DOVER, Del. — Delaware’s legacy of questionable renewable energy projects loomed inescapably in the background Friday as a state panel formed to study the potential environmental and economic development benefits of offshore wind energy development began its work.

The Offshore Wind Working Group was established in August by Democratic Gov. John Carney, who said offshore wind power could contribute to Delaware’s efforts to reduce air pollution while also creating job opportunities. Carney also hinted that Maryland’s approval of two proposed wind farms expected to deliver 368 megawatts of power could offer an opportunity for Delaware to piggyback on such efforts.

But several members of the working group signaled Friday that they favor a go-slow approach that takes into account the failures of the past.

“I think the bottom line for this is for us not to make those same old mistakes, and simply do the careful engineering analysis,” said state Sen. Harris McDowell III, D-Wilmington. “What do we get for the expenditure, and what’s the gain?”

A key issue for the group is the costs and benefits for electric utility customers in Delaware.

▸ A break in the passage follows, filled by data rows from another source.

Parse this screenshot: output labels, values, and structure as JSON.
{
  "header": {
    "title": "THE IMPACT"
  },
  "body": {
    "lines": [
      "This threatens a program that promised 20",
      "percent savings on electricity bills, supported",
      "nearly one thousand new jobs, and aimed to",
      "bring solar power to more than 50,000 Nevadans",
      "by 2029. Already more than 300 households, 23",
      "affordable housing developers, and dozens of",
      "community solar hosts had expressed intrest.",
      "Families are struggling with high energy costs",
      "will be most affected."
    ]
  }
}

“Somewhere, somebody’s going to have to pay extra money to get a wind farm offshore,” said Robert Howatt, executive director of Delaware’s Public Service Commission. “Who’s going to pay that money?”

Delaware’s latest consideration of offshore wind energy comes a decade after its failed attempt to become the first state in the nation to develop an offshore wind farm. That project involved a company called Bluewater Wind, which signed a 25-year contract with Delmarva Power to provide electricity from a wind farm about a dozen miles off the southern Delaware coast.

After Bluewater Wind’s parent company, an Australian investment firm, imploded under unsustainable debt, New Jersey-based NRG Energy bought the project in 2009. NRG, which owns a coal-burning power plant in Millsboro, pulled the plug on the wind project in 2011 after the elimination of federal tax credits and loan guarantees for renewable energy projects.

Even as the Bluewater Wind project was sinking, state lawmakers in 2011 fast-tracked legislation to revise Delaware’s renewable energy standards in order to accommodate efforts by Carney’s predecessor, fellow Democrat Jack Markell, to land a fuel-cell manufacturing facility. Lawmakers acquiesced to Markell’s request for quick action in his pursuit of California-based Bloom Energy, which promised hundreds of jobs at a new manufacturing hub on the site of a former Chrysler factory in Newark.

Bloom Energy promised to create at least 900 new jobs in Delaware, and state officials responded by offering more than $15 million in incentives.

Lawmakers also changed Delaware’s renewable energy standards to include electricity supplied by a “qualified fuel cell provider,” a term that applied exclusively to Bloom. They also allowed Delmarva Power to count electricity supplied by Bloom toward Delmarva’s renewable energy requirements, even though the fuel cells were to be powered by natural gas — a nonrenewable resource.

Delmarva Power ratepayers, meanwhile, have paid nearly $130 million in energy surcharges that were part of the Bloom Energy deal, even though the company, as of last year, had created less than a third of the promised 900 jobs. The surcharges are expected to continue until 2033.

“This could become another offshore Bloom, so to speak,” Howatt warned fellow members of the offshore wind group.

The panel is scheduled to submit a report by Dec. 15 with recommendations on short- and long-term strategies for developing wind power to serve Delaware, as well as plans to develop job opportunities in the offshore wind industry.